School of Life Sciences, Oxford Brookes University, Headington, Oxford OX3 0BP, UK.
Biochem Soc Trans. 2010 Oct;38(5):1197-201. doi: 10.1042/BST0381197.
Reconstructing a model of the metabolic network of an organism from its annotated genome sequence would seem, at first sight, to be one of the most straightforward tasks in functional genomics, even if the various data sources required were never designed with this application in mind. The number of genome-scale metabolic models is, however, lagging far behind the number of sequenced genomes and is likely to continue to do so unless the model-building process can be accelerated. Two aspects that could usefully be improved are the ability to find the sources of error in a nascent model rapidly, and the generation of tenable hypotheses concerning solutions that would improve a model.

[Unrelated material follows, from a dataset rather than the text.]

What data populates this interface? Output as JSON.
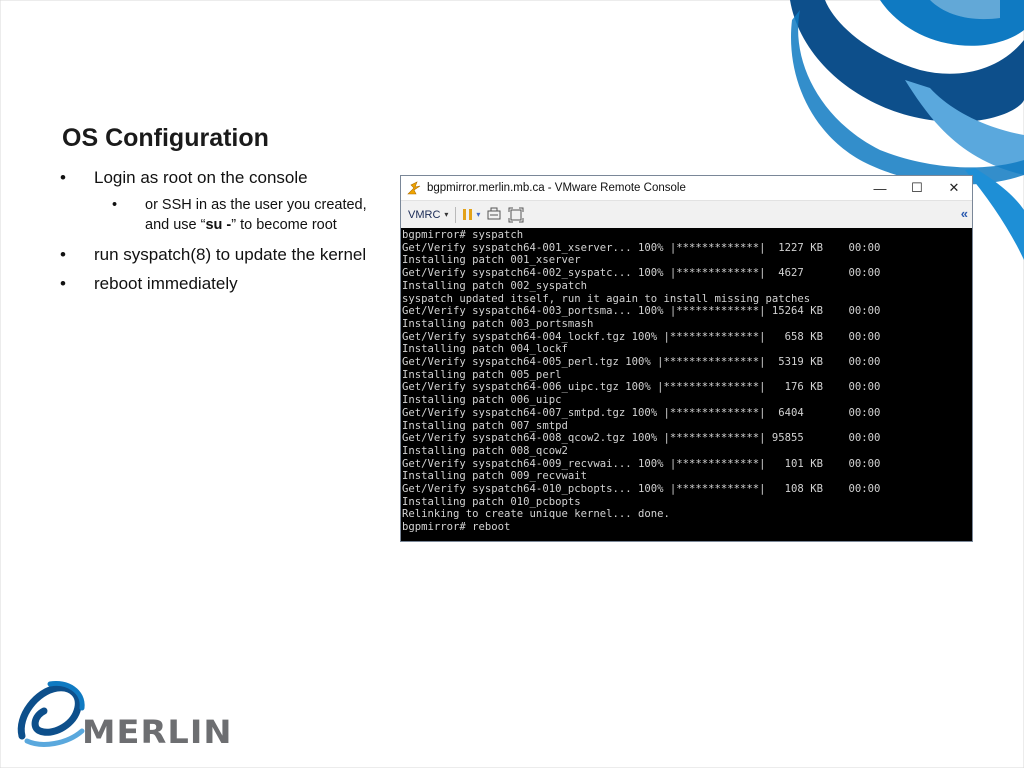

We will illustrate these issues with approaches we have developed in the course of building metabolic models of Streptococcus agalactiae and Arabidopsis thaliana.
从注释基因组序列重建生物体的代谢网络模型,乍一看似乎是功能基因组学中最直接的任务之一,即使所需的各种数据源并非专为这种应用而设计。然而,与已测序的基因组相比,基因组规模的代谢模型数量却远远落后,除非模型构建过程能够得到加速,否则这种情况很可能会持续下去。有两个方面可以进行有益的改进,一是能够快速找到新生模型中的错误源,二是生成有关改进模型的可行假设。我们将通过构建酿脓链球菌和拟南芥代谢模型的过程中所开发的方法来说明这些问题。